Les conclusions de cette étude préclinique suggèrent que le microdosage de LSD ne présente pas de risque cardiotoxique élevé chez les souris saines. L’absence de pathologie cardiaque observée est principalement attribuée à la pharmacocinétique du LSD : son élimination rapide de l’organisme conduit à une activation des récepteurs 5-HT2B trop brève pour initier les processus pathologiques de remodelage cardiaque.
Cependant, les auteurs soulignent les limites de l’extrapolation de ces résultats à l’homme.
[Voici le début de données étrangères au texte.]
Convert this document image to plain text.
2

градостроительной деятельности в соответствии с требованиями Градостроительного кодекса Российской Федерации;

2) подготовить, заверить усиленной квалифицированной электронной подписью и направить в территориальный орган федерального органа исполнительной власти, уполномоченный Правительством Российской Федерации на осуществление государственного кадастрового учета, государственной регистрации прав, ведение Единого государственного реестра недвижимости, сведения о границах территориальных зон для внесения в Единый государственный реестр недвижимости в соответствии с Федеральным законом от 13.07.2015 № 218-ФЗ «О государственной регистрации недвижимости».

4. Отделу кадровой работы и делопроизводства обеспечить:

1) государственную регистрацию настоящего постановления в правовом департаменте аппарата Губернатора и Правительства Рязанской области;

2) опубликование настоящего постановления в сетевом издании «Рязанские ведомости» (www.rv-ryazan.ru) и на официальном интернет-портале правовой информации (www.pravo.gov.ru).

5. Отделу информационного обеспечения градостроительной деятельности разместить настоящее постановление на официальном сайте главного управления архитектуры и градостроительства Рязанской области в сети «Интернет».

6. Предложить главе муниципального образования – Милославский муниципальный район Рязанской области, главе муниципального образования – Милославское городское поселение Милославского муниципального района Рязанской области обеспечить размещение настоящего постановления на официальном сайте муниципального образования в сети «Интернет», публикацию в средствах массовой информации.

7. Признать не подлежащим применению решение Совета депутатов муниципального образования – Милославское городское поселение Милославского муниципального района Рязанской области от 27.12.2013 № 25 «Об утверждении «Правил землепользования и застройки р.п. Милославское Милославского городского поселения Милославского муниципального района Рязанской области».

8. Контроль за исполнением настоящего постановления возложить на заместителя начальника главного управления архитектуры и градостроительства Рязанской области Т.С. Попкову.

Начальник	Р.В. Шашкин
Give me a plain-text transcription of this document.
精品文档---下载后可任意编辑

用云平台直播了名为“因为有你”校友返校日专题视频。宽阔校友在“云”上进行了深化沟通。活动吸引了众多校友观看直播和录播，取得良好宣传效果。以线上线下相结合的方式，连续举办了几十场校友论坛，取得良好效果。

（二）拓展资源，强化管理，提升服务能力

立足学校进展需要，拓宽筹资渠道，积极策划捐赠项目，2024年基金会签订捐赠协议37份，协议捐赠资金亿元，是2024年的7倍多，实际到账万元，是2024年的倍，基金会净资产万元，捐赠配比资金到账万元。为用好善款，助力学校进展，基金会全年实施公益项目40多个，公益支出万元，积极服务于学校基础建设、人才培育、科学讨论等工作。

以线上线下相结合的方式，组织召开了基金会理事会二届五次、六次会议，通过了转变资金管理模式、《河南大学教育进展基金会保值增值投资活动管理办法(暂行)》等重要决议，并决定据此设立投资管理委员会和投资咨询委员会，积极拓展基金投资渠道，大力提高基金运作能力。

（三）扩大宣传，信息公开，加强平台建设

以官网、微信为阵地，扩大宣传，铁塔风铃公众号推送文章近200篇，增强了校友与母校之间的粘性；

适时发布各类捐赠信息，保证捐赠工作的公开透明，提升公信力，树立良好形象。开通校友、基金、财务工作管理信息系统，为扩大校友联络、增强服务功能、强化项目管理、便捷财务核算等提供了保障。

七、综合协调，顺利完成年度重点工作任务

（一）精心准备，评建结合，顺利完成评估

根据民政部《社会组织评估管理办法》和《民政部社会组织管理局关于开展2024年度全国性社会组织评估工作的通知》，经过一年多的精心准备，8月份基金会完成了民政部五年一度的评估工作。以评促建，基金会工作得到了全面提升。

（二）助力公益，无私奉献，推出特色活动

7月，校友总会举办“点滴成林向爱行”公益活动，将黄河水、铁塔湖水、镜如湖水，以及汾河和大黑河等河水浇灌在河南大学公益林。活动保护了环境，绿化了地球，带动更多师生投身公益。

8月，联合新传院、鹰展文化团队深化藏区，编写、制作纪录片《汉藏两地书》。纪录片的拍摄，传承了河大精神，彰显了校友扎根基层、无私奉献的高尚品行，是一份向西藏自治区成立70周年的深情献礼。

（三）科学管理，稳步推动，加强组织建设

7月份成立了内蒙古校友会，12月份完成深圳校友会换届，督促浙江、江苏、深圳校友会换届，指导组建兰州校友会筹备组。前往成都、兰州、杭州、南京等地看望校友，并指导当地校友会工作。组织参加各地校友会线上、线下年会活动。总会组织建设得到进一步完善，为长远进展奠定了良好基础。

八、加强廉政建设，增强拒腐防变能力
Des différences métaboliques entre les espèces et le fait que l’étude a été menée sur des animaux sains sont des facteurs importants. Le risque pourrait être différent chez les personnes présentant des facteurs de risque cardiovasculaires préexistants. Par conséquent, des études prospectives chez l’humain sont jugées nécessaires pour confirmer la sécurité cardiovasculaire du microdosage de psychédéliques.